Lucas
- Industry: Spray painting, coatings and fit out services
- Founded: 1969
- Headquarters: Wrotham, England
- Key people: Danny Lucas, executive chairman and managing director
- Website: www.lucasuk.com

= Lucas (contractor) =

English contracting company

 Lucas is an English company that offers specialised contracting services in the fields of coating, fit-out and finishing to the construction industry. The company is headquartered in Wrotham, Kent.

==History==
Lucas was founded in 1969 (S. Lucas Ltd was incorporated in July 1976) and its sister operation, Lucas Fit Out, was established in 2008. Danny Lucas joined the company in 1982 and became managing director in 1997. In late 2010, Danny Lucas acquired the main shareholding and became executive chairman and managing director of Lucas. Lucas completed building a new innovation centre at its headquarters, and opened a new visitor and learning centre there in March 2018. Lucas is a technology partner of McLaren, the F1 and engineering group. During the COVID-19 pandemic in the United Kingdom, Lucas designed and manufactured hand wash sanitizer stations which it both gave away to health centres and sold to raise money for the British Lung Foundation.

==Services==
Lucas provides decorative and protective coatings services including general decoration, spray applied finishes, protective and hygienic coatings and special paint effects. It also provides commercial fit-out and finishing services.
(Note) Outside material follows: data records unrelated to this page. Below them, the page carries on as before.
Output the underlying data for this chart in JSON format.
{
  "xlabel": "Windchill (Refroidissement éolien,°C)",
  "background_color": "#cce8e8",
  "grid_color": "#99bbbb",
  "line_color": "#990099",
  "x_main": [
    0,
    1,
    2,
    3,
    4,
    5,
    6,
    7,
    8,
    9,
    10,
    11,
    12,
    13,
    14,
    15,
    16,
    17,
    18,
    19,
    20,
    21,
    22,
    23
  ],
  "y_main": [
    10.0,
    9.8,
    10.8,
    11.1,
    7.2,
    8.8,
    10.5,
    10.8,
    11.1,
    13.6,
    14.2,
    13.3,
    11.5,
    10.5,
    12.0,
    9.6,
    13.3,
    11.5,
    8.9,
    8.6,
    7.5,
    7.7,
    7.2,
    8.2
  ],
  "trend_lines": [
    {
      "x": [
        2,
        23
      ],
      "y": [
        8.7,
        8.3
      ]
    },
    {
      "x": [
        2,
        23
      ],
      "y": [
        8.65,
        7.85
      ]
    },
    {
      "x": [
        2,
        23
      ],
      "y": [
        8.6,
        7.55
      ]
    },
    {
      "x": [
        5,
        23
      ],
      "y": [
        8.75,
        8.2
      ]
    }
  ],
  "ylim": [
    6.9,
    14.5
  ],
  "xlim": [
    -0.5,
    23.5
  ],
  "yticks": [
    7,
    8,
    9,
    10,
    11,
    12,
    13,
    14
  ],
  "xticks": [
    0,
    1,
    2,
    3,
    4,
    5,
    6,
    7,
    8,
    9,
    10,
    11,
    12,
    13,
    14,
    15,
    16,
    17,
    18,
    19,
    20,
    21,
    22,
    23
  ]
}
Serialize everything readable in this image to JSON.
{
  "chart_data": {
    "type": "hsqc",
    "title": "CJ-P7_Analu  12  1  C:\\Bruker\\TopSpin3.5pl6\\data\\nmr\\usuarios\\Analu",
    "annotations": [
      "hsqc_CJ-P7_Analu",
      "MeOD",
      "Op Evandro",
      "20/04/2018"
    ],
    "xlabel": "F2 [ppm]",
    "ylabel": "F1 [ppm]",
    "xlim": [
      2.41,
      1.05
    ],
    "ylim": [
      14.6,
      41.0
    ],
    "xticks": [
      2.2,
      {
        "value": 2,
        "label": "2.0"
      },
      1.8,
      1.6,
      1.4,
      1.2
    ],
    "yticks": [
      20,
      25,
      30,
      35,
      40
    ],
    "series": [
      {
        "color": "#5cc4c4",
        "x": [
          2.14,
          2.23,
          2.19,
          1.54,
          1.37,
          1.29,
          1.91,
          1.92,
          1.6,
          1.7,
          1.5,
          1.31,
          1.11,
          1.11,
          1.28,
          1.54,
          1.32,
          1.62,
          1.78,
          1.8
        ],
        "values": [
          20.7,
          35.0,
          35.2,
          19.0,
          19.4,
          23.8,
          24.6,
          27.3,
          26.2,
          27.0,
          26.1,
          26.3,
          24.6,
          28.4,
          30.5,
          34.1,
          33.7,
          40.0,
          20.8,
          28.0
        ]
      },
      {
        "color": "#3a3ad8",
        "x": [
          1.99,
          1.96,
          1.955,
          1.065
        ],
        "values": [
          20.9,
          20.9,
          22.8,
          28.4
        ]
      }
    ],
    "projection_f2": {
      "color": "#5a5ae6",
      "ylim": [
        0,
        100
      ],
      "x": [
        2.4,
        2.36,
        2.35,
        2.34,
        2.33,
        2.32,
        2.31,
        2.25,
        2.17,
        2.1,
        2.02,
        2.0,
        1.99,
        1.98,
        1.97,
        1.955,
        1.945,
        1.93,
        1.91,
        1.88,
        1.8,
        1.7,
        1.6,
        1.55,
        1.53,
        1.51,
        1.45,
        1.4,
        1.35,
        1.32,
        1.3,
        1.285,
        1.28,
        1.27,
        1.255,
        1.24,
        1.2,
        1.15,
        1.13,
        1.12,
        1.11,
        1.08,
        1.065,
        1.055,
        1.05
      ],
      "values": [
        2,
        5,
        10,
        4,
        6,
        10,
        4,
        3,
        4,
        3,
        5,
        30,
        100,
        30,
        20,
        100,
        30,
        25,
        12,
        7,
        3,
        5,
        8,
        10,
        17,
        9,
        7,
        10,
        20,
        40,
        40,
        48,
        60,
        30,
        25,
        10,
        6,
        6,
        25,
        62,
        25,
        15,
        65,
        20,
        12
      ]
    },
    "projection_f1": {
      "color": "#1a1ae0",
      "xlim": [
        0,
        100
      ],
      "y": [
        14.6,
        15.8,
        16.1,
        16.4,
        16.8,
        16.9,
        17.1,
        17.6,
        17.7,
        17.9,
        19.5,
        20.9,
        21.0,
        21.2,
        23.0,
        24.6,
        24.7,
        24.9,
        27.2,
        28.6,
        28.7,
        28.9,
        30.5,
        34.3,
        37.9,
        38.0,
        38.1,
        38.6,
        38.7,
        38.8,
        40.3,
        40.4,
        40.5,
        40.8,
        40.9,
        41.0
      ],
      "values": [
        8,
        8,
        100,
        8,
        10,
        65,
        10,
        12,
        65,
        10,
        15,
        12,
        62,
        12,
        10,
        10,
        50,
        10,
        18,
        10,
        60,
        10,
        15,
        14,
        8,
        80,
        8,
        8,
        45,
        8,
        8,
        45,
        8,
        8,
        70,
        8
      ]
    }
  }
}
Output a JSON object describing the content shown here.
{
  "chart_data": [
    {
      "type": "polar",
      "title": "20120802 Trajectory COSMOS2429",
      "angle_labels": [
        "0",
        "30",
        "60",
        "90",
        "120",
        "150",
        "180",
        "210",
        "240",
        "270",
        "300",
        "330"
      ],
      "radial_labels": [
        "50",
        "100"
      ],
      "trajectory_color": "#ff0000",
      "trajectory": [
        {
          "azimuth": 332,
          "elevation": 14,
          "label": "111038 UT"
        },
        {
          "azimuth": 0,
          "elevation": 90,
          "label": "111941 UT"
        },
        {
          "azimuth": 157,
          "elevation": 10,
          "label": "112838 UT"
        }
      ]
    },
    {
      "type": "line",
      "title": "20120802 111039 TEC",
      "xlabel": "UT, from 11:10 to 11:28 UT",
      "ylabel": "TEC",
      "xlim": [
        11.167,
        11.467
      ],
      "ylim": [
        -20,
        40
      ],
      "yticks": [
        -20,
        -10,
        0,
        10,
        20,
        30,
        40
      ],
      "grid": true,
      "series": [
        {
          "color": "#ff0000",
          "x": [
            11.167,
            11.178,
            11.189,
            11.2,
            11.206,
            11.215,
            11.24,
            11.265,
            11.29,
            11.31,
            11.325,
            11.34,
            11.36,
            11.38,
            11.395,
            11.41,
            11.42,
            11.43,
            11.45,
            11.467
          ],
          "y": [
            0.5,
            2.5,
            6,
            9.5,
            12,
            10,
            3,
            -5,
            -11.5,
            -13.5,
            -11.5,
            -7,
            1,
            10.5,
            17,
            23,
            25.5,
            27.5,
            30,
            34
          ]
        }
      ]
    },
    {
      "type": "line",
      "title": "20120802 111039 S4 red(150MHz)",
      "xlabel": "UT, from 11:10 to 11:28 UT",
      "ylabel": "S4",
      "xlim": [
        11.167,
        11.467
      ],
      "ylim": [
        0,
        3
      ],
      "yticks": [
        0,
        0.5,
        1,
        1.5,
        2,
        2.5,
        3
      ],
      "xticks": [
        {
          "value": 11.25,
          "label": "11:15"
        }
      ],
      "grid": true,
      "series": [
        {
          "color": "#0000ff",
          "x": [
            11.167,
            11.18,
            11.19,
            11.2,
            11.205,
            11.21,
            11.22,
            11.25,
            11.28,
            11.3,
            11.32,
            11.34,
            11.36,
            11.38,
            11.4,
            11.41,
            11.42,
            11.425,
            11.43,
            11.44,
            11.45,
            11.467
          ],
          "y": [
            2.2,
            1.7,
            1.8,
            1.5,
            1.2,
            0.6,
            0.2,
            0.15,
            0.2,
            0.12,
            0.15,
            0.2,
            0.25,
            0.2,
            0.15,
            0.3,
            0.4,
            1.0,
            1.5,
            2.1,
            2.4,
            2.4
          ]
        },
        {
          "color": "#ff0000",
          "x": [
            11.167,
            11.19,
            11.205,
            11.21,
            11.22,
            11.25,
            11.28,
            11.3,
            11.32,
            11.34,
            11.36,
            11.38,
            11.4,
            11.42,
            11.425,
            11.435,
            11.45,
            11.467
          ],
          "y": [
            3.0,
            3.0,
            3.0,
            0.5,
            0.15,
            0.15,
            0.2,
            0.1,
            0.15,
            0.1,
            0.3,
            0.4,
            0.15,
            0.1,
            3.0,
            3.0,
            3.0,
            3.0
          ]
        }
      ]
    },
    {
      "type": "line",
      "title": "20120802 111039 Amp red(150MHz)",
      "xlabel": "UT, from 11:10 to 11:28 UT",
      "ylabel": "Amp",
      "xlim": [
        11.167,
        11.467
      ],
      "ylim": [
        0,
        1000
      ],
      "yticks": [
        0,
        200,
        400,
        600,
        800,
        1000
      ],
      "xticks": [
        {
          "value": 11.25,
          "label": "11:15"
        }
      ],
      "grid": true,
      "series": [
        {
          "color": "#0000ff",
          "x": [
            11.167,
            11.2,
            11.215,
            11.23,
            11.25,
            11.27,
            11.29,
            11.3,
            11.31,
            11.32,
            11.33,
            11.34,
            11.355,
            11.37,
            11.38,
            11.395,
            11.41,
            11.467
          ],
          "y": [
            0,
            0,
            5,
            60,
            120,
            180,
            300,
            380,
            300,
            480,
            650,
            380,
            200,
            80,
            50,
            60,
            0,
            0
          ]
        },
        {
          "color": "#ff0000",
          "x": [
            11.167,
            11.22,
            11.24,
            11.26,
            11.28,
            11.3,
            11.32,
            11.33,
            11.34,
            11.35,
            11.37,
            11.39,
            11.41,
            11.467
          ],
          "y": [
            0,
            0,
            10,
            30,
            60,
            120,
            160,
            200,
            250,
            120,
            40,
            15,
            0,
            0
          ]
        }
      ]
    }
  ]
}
In July 2010 the company re-launched the Muralplast brand of coatings and protective finishes. In February 2017 it launched Lucas Breathe, a protective treatment for stone and concrete surfaces that reacts with sunlight, activating a catalytic reaction with pollutants in the air, turning them into harmless trace elements which disperse naturally. Lucas became a Living Well Alliance partner with the British Lung Foundation. It opened its own 3D printing laboratory in June 2019.

===Lucas ProTools===
Lucas Pro Tools is a subsidiary company providing a range of products for painting and decorating professionals. The company and its flagship product, the ProFinish paintbrush, was launched at an event held at the McLaren Technology Centre in November 2014.

In 2015, the ProFinish brush won the product design prize at the Red Dot Awards. It was also shortlisted for product of the year at the Mixology awards, organized by Mix Interiors magazine. Lucas launched its online Lucas ProStore in March 2019.

==Projects==
Lucas's finishing and fit-out projects have included Heathrow Terminal 5, the O2, London Stadium, The Shard, Centre Point, Television Centre, the Bloomberg headquarters building, Southbank Place and Battersea Power Station. Heritage projects have included the Guildhall in London, the Royal Shakespeare Theatre at Stratford-upon-Avon and the Café Royal in London's Regent Street. Other projects include Westfield Stratford City shopping centre in East London, Birmingham New Street station, and the Tate Modern extension.

Lucas's commercial buildings fit-out and finishing service have been deployed on financial datacentres, facilities at Heathrow and the refurbishment of the Savoy Hotel in London. It delivered the fit-out of the two stations at the Emirates Air Line cable car crossing over the River Thames in East London.